COP26. Barack Obama elogia jovens, aponta dedo a Trump e lamenta falta de ambição da Rússia e da China

Num discurso de cerca de uma hora, à margem do evento, antigo Presidente dos Estados Unidos alertou que combate às alterações climáticas é uma maratona, e não uma corrida.



Barack Obama foi uma das várias figuras presentes esta segunda-feira na COP26, que decorre em Glasgow. Num discurso de cerca de uma hora à margem do evento, o antigo Presidente dos Estados Unidos deixou um aviso: “Preparem-se para uma maratona, não para uma corrida, porque resolver um problema tão grande, tão complexo e tão importante nunca aconteceu de uma só vez.”

Salientando que a COP26 ouviu “boas e más notícias”, o antigo chefe de Estado norte-americano reconheceu que ainda não se está “nem de longe” onde era necessário. “Apesar do progresso que Paris representou, a maioria dos países não conseguiram cumprir os planos de acção que estabeleceram há seis anos. E as consequências de não se mexerem de forma suficientemente rápida estão a tornar-se mais aparentes”, lamentou.

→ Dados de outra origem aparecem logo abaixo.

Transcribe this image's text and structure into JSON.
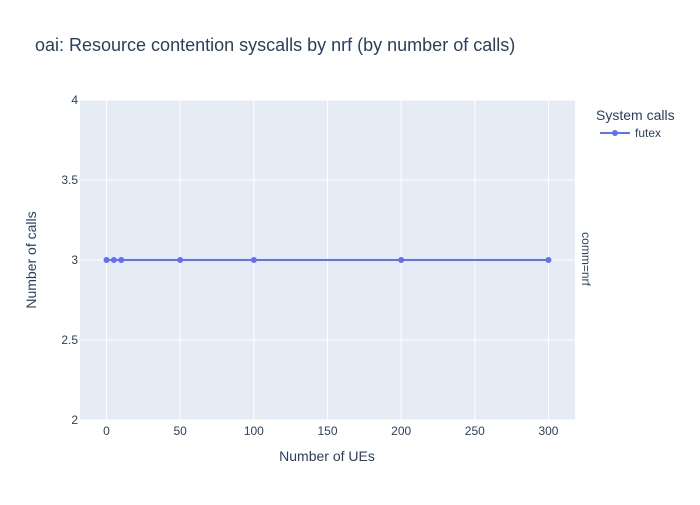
{
  "chart_data": {
    "type": "line",
    "title": "oai: Resource contention syscalls by nrf (by number of calls)",
    "xlabel": "Number of UEs",
    "ylabel": "Number of calls",
    "xlim": [
      -18,
      318
    ],
    "ylim": [
      2,
      4
    ],
    "x_ticks": [
      0,
      50,
      100,
      150,
      200,
      250,
      300
    ],
    "y_ticks": [
      2,
      2.5,
      3,
      3.5,
      4
    ],
    "x_tick_labels": [
      "0",
      "50",
      "100",
      "150",
      "200",
      "250",
      "300"
    ],
    "y_tick_labels": [
      "2",
      "2.5",
      "3",
      "3.5",
      "4"
    ],
    "grid": true,
    "facet_label": "comm=nrf",
    "legend": {
      "title": "System calls",
      "position": "top-right"
    },
    "series": [
      {
        "name": "futex",
        "color": "#636efa",
        "x": [
          0,
          5,
          10,
          50,
          100,
          200,
          300
        ],
        "y": [
          3,
          3,
          3,
          3,
          3,
          3,
          3
        ]
      }
    ],
    "colors": {
      "plot_background": "#e5ecf6",
      "grid": "#ffffff",
      "text": "#2a3f5f"
    }
  }
}
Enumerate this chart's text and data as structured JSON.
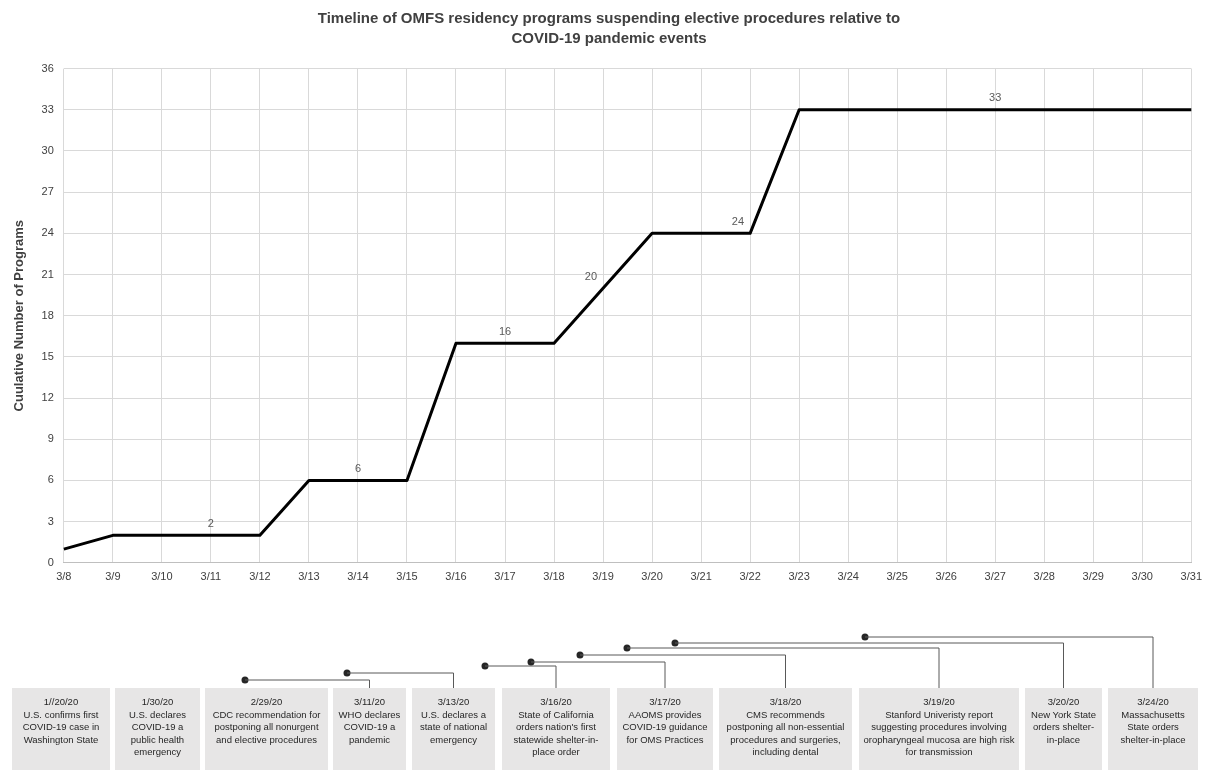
{
  "chart_data": {
    "type": "line",
    "title": "Timeline of OMFS residency programs suspending elective procedures relative to COVID-19 pandemic events",
    "ylabel": "Cuulative Number of Programs",
    "categories": [
      "3/8",
      "3/9",
      "3/10",
      "3/11",
      "3/12",
      "3/13",
      "3/14",
      "3/15",
      "3/16",
      "3/17",
      "3/18",
      "3/19",
      "3/20",
      "3/21",
      "3/22",
      "3/23",
      "3/24",
      "3/25",
      "3/26",
      "3/27",
      "3/28",
      "3/29",
      "3/30",
      "3/31"
    ],
    "series": [
      {
        "color": "#000000",
        "values": [
          1,
          2,
          2,
          2,
          2,
          6,
          6,
          6,
          16,
          16,
          16,
          20,
          24,
          24,
          24,
          33,
          33,
          33,
          33,
          33,
          33,
          33,
          33,
          33
        ],
        "value_labels": [
          null,
          null,
          null,
          "2",
          null,
          null,
          "6",
          null,
          null,
          "16",
          null,
          "20",
          null,
          null,
          "24",
          null,
          null,
          null,
          null,
          "33",
          null,
          null,
          null,
          null
        ]
      }
    ],
    "ylim": [
      0,
      36
    ],
    "yticks": [
      0,
      3,
      6,
      9,
      12,
      15,
      18,
      21,
      24,
      27,
      30,
      33,
      36
    ],
    "grid": true,
    "legend": false,
    "marker": "none",
    "line_style": "solid",
    "annotations": [
      "1//20/20\nU.S. confirms first COVID-19 case in Washington State",
      "1/30/20\nU.S. declares COVID-19 a public health emergency",
      "2/29/20\nCDC recommendation for postponing all nonurgent and elective procedures",
      "3/11/20\nWHO declares COVID-19 a pandemic",
      "3/13/20\nU.S. declares a state of national emergency",
      "3/16/20\nState of California orders nation's first statewide shelter-in-place order",
      "3/17/20\nAAOMS provides COVID-19 guidance for OMS Practices",
      "3/18/20\nCMS recommends postponing all non-essential procedures and surgeries, including dental",
      "3/19/20\nStanford Univeristy report suggesting procedures involving oropharyngeal mucosa are high risk for transmission",
      "3/20/20\nNew York State orders shelter-in-place",
      "3/24/20\nMassachusetts State orders shelter-in-place"
    ]
  }
}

Apontou o dedo ao seu sucessor, Donald Trump, que levou à saída dos EUA do Acordo de Paris, e criticou a falta de ambição e ausência da cimeira da Rússia e da China. “Os seus planos nacionais até agora reflectem o que parece ser uma perigosa falta de urgência, uma vontade de manter a situação actual por parte desses governos, e isso é uma pena”, afirmou.

Os elogios ficaram reservados aos jovens que se esforçam para colocar pressão nos líderes mundiais. Vincou, contudo, que “não será suficiente mobilizar simplesmente os convertidos”, lembrando que existem trabalhadores e comunidades que “ainda dependem do carvão para a electricidade e o emprego”. “Para construir as coligações de base alargada necessárias para uma acção arrojada, temos de persuadir as pessoas que não concordam connosco ou são indiferentes ao assunto”, explicou, apelando aos jovens para que continuem a canalizar a raiva e frustração.

A COP26 recebe até sexta-feira decisores políticos e milhares de especialistas e activistas para uma revisão dos contributos dos países para a redução das emissões de gases com efeito de estufa até 2030. Aumentar o financiamento para ajudar os países afectados a enfrentarem a crise é também um dos objectivos.

Há seis anos, no Acordo de Paris, foi estabelecida como meta a limitação do aumento da temperatura média global do planeta entre 1,5 e 2 graus Celsius. Contudo, apesar dos compromissos assumidos, a ONU estima que, a manter-se o actual ritmo de emissões, as temperaturas serão superiores em 2,7 ºC no final do século.